Monday, December 01, 2014

Review of "The Progress Principle" by Teresa Amabile and Steven Kramer - Using Small Wins To Ignite Joy, Engagment, and Creativity At Work

It is always a good sign in reading a book when the early chapters prompt me to think about colleagues and friends to whom I will want to send a copy of the book.  Such was the case when I began reading "The Progress Principle."  Teresa Amabile and her husband, Steven Kramer, have assembled the results of in-depth research into the small wins that make the difference between effective workplace environments and those that are less than optimal.

Using sanitized journal entries by individuals who noted the interactions with team members and management in a variety of companies, the authors present a very convincing case for paying attention to the inner emotional life of workers as a key metric for predicting success of the team and the company.

In analyzing over 12,000 journal entries, Amabile and Kramer describe the challenges that a manager faces in encouraging and pointing out small and incremental steps of progress in a team setting.  The evidence shows that many mangers and leaders assume that highly qualified team members do not need this kind of "coddling," when in fact every human being needs to sense that what they are doing day by day is contributing something of value, and that their contribution is both noticed and appreciated.

One very practical aspect of this book is the discussion about using checklists to ensure that a manager is tracking both catalysts and inhibitors to productivity and satisfaction among their team members.  The authors cite the work of a very successful surgeon who found tremendous improvement in his rate of success when he developed and employed checklists to use in surgery:

"If you are like most of the surgeons that Gawande tried to convince to use his checklist - or even like Gawande himself - you will think the checklist is beneath you.  Surely you are far too expert to need such a simplistic crutch.  But it's precisely because you are an expert and therefore have so many things to think about, that taking five minutes for the checklist can be so important.  We know from our own experience, and from that of many leaders we have spoken to, just how easy it is to become overwhelmed by the pressures of work and to lose track of those little successes that will eventually lead to that next breakthrough.  It's even easier to ignore those little setbacks that can derail." (Pages 172-3)

These insights align perfectly with similar points that are raised in the recently published "The Organized Mind" by Dr.

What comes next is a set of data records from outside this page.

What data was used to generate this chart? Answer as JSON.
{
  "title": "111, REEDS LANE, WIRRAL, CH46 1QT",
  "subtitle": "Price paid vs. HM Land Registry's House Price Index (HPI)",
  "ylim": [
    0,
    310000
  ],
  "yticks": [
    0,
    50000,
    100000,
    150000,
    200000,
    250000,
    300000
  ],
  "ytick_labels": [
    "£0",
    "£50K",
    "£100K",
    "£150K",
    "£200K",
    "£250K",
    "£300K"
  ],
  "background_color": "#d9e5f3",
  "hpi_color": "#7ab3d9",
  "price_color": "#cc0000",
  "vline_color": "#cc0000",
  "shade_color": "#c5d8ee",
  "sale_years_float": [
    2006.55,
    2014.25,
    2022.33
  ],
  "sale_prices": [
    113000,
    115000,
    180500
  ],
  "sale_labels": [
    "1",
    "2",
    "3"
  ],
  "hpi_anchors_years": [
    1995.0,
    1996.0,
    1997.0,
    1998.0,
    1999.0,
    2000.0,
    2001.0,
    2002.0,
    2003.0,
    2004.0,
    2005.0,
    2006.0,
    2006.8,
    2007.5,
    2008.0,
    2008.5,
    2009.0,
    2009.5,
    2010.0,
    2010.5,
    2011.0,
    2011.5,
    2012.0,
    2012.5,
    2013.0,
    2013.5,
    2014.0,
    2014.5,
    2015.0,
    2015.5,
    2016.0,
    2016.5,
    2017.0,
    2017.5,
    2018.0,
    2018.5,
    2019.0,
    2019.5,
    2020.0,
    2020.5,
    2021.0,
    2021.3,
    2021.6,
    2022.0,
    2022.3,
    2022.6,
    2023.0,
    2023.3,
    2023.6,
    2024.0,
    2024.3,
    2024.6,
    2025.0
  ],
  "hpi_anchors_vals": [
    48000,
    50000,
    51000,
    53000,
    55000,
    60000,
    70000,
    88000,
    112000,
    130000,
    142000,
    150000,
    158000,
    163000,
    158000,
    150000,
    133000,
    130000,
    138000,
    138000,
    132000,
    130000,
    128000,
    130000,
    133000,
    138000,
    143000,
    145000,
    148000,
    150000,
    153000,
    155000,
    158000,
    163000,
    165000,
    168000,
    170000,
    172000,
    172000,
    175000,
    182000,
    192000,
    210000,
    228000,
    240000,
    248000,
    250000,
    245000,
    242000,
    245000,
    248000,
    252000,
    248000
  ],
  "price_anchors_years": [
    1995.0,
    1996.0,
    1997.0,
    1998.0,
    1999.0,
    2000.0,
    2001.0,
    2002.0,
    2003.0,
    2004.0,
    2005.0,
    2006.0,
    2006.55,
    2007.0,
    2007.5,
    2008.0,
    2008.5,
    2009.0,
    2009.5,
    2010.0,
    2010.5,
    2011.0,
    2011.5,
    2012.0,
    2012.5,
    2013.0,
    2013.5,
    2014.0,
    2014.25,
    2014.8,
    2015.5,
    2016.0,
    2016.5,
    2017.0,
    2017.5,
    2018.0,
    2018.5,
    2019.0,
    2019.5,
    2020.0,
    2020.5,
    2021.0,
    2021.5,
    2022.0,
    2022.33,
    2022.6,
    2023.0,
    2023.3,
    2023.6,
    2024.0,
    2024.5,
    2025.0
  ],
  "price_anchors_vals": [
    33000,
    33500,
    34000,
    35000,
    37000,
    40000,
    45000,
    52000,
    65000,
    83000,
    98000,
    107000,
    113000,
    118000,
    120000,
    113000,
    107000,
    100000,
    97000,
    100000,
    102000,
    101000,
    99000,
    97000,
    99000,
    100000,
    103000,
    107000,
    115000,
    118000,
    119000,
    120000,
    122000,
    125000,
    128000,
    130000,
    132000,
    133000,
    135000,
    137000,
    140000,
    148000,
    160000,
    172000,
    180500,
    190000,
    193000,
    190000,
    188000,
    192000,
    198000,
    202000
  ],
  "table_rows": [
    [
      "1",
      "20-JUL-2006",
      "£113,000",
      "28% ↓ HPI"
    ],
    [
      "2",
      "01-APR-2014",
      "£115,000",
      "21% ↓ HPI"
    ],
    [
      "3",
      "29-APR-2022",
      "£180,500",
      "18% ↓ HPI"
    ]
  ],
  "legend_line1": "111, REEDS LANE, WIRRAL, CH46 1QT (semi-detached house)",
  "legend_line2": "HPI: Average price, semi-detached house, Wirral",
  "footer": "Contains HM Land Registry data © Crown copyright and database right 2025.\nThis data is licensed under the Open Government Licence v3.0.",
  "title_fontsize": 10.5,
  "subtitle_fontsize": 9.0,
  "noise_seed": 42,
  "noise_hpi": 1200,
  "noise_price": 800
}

Daniel J. Livitin.

White Rhino Report Review of "The Organized Mind"

He proposed that in an age of information overload, the more we can successfully outsource data to external tools and instruments - like checklists - the more we can make use of cognitive energy for important decision-making and creative thinking.  As a pilot, I was trained early in the game to use checklists to make sure that nothing was omitted in doing a pre-flight a inspection or a run through of all of the cockpit instruments prior to taxiing for takeoff.

In collecting and commenting on these anecdotes from a variety of companies, the authors have made a significant contribution to our understanding of the small daily steps that we can take in making ourselves and our colleagues more productive and more satisfied in our work as we make progress toward the completion of significant achievements.

This book will be a good addition to the personal and professional library of anyone who strives for excellence in their work.  I am off the the Post Office to send a copy of this book to a protegee working as a manger in a start-up company in New Orleans.



1 comment:

Anonymous said...

Susan Cain in QUIET talks about how working in teams can actually hinder the progress as it does not take into account the personality types of the individuals who comprise the team. That is just a simplified overview but I think it is an important work to consider when talking about teams.